Survivorship bias can lead to overly optimistic beliefs because failures are ignored, such as when companies that no longer exist are excluded from analyses of financial performance. It can also lead to the false belief that the successes in a group have some special property, rather than just coincidence (correlation "proves" causality). For example, if three of the five students with the best college grades went to the same high school, that can lead one to believe that the high school must offer an excellent education when, in fact, it may be just a much larger school instead. This can be better understood by looking at the grades of all the other students from that high school, not just the ones who made the top-five selection process.
In manufacturing and goods production
A commonly held opinion in many populations is that machinery, equipment, and goods manufactured in previous generations often is better built and lasts longer than similar contemporary items. (This perception is reflected in the common expression "They don't make 'em [them] like they used to"). Again, because of the selective pressures of time and use, it is inevitable that only those items that were built to last will have survived into the present day. Therefore, most of the old machinery still seen functioning well in the present day must have been built to a standard of quality necessary to survive. All of the machinery, equipment, and goods that have failed over the intervening years are no longer visible to the general population as they have been junked, scrapped, recycled, or otherwise disposed of.

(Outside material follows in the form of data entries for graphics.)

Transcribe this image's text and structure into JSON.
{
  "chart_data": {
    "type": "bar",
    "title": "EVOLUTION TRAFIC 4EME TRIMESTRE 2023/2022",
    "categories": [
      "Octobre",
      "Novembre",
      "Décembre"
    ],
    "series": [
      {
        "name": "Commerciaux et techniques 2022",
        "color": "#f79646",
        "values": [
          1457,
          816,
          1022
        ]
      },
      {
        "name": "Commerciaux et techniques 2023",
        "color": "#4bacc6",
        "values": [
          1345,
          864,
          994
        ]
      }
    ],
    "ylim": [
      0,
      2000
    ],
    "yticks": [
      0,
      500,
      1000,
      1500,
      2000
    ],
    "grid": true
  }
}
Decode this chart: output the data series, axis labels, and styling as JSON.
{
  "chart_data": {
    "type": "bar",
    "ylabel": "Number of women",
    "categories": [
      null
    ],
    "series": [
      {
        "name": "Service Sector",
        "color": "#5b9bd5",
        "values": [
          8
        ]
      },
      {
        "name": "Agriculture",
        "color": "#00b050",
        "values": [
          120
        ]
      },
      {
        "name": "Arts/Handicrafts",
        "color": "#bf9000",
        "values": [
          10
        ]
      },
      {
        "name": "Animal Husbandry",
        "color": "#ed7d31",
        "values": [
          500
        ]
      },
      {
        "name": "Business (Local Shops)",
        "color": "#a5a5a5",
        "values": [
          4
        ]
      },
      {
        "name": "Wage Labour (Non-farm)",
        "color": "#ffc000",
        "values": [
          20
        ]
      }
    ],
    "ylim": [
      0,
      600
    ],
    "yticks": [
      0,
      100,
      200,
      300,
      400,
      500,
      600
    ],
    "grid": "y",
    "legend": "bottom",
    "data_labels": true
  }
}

During World War II, the statistician Abraham Wald took survivorship bias into his calculations when considering how to minimize bomber losses to enemy fire. The Statistical Research Group (SRG) at Columbia University, which Wald was a part of, examined the damage done to aircraft that had returned from missions and recommended adding armor to the areas that showed the least damage, based on his reasoning. This contradicted the US military's conclusions that the most-hit areas of the plane needed additional armor. Wald noted that the military only considered the aircraft that had survived their missions; any bombers that had been shot down or otherwise lost had logically also been rendered unavailable for assessment. The bullet holes in the returning aircraft, then, represented areas where a bomber could take damage and still fly well enough to return safely to base. Thus, Wald proposed that the Navy reinforce areas where the returning aircraft were unscathed, since those were the areas that, if hit, would cause the plane to be lost. His work is considered seminal in the then-nascent discipline of operational research.